Also recently, I met with a group of friends for a board meeting of a non-profit that we are all serving on together. Colleagues again, who are or are becoming friends. Our meeting tone was set quite deliberately in the beginning — that though we have work to do and a few decisions to make, at least half of what we were doing together was building an energy. Re-touching the spirit and potential of our work together. By the end of that call, it was clear to me that we were companioning each other.

Companions are essential, aren’t they. Or, just lovely. There are some people that we just need, even if only for a season or two. One layer of our companioning is to get stuff done. Cleaning the house. Taking out the trash. Chopping the wood. Carrying the water. And then there is the layer of companioning that is being with each other to journey into and sometimes through unknowns. The future of the organization. The state of the world. The loss of a loved one. What it means to be working together. What it means to be human.

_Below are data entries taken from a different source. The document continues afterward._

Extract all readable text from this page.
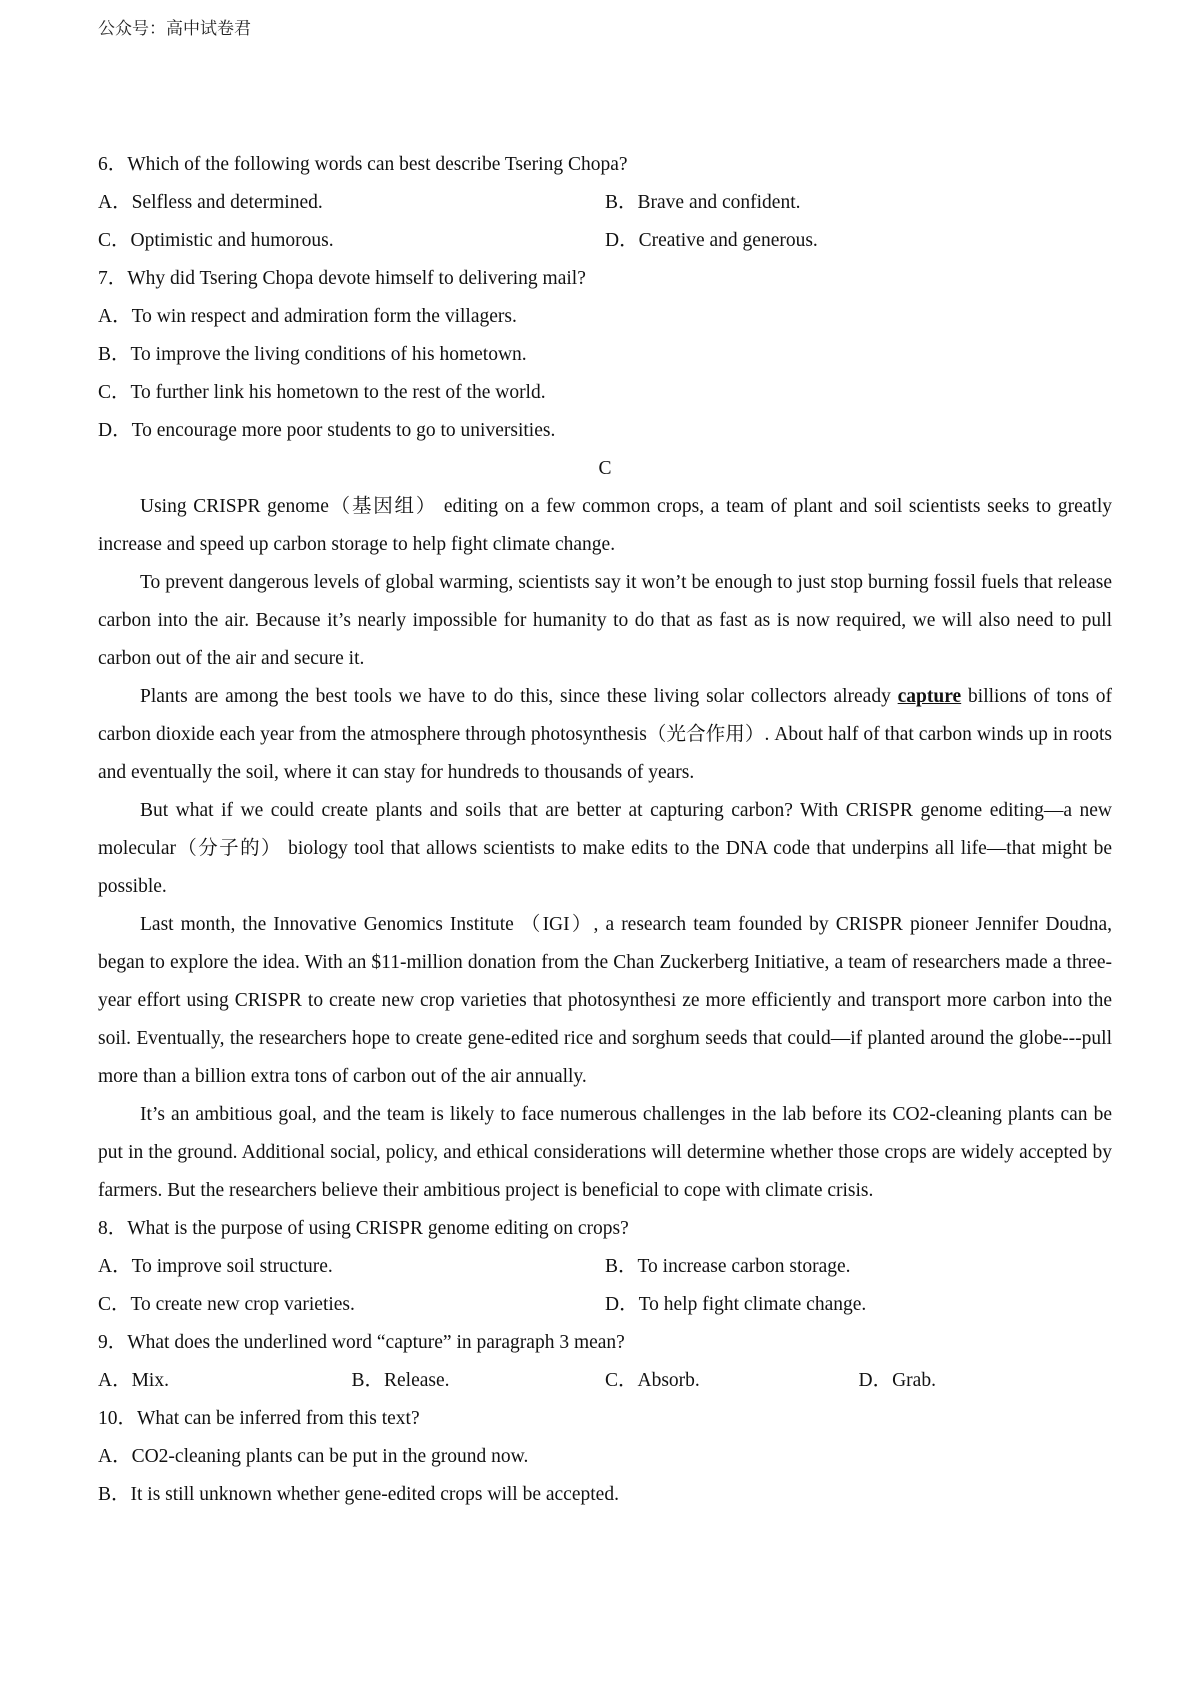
公众号：高中试卷君
6．Which of the following words can best describe Tsering Chopa?
A．Selfless and determined.	B．Brave and confident.
C．Optimistic and humorous.	D．Creative and generous.
7．Why did Tsering Chopa devote himself to delivering mail?
A．To win respect and admiration form the villagers.
B．To improve the living conditions of his hometown.
C．To further link his hometown to the rest of the world.
D．To encourage more poor students to go to universities.
C
Using CRISPR genome（基因组） editing on a few common crops, a team of plant and soil scientists seeks to greatly increase and speed up carbon storage to help fight climate change.
To prevent dangerous levels of global warming, scientists say it won’t be enough to just stop burning fossil fuels that release carbon into the air. Because it’s nearly impossible for humanity to do that as fast as is now required, we will also need to pull carbon out of the air and secure it.
Plants are among the best tools we have to do this, since these living solar collectors already capture billions of tons of carbon dioxide each year from the atmosphere through photosynthesis（光合作用）. About half of that carbon winds up in roots and eventually the soil, where it can stay for hundreds to thousands of years.
But what if we could create plants and soils that are better at capturing carbon? With CRISPR genome editing—a new molecular（分子的） biology tool that allows scientists to make edits to the DNA code that underpins all life—that might be possible.
Last month, the Innovative Genomics Institute （IGI）, a research team founded by CRISPR pioneer Jennifer Doudna, began to explore the idea. With an $11-million donation from the Chan Zuckerberg Initiative, a team of researchers made a three-year effort using CRISPR to create new crop varieties that photosynthesi ze more efficiently and transport more carbon into the soil. Eventually, the researchers hope to create gene-edited rice and sorghum seeds that could—if planted around the globe---pull more than a billion extra tons of carbon out of the air annually.
It’s an ambitious goal, and the team is likely to face numerous challenges in the lab before its CO2-cleaning plants can be put in the ground. Additional social, policy, and ethical considerations will determine whether those crops are widely accepted by farmers. But the researchers believe their ambitious project is beneficial to cope with climate crisis.
8．What is the purpose of using CRISPR genome editing on crops?
A．To improve soil structure.	B．To increase carbon storage.
C．To create new crop varieties.	D．To help fight climate change.
9．What does the underlined word “capture” in paragraph 3 mean?
A．Mix.	B．Release.	C．Absorb.	D．Grab.
10．What can be inferred from this text?
A．CO2-cleaning plants can be put in the ground now.
B．It is still unknown whether gene-edited crops will be accepted.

I know that there are many alternative phrases and efforts that could be spoken here. Team-building comes to mind. And that is good. It just feels a bit more utilitarian than companioning. It’s the difference that one of my grad school professors used to state in being a tourist rather than a traveller. Tourists sample the buffet of experiences for ten days. Travelers learn where to get the food and then they do the cooking themselves.

Another good friend has often declared that “friendship is my business model.” I would say companioning too. It makes for rather satisfying days, doesn’t it.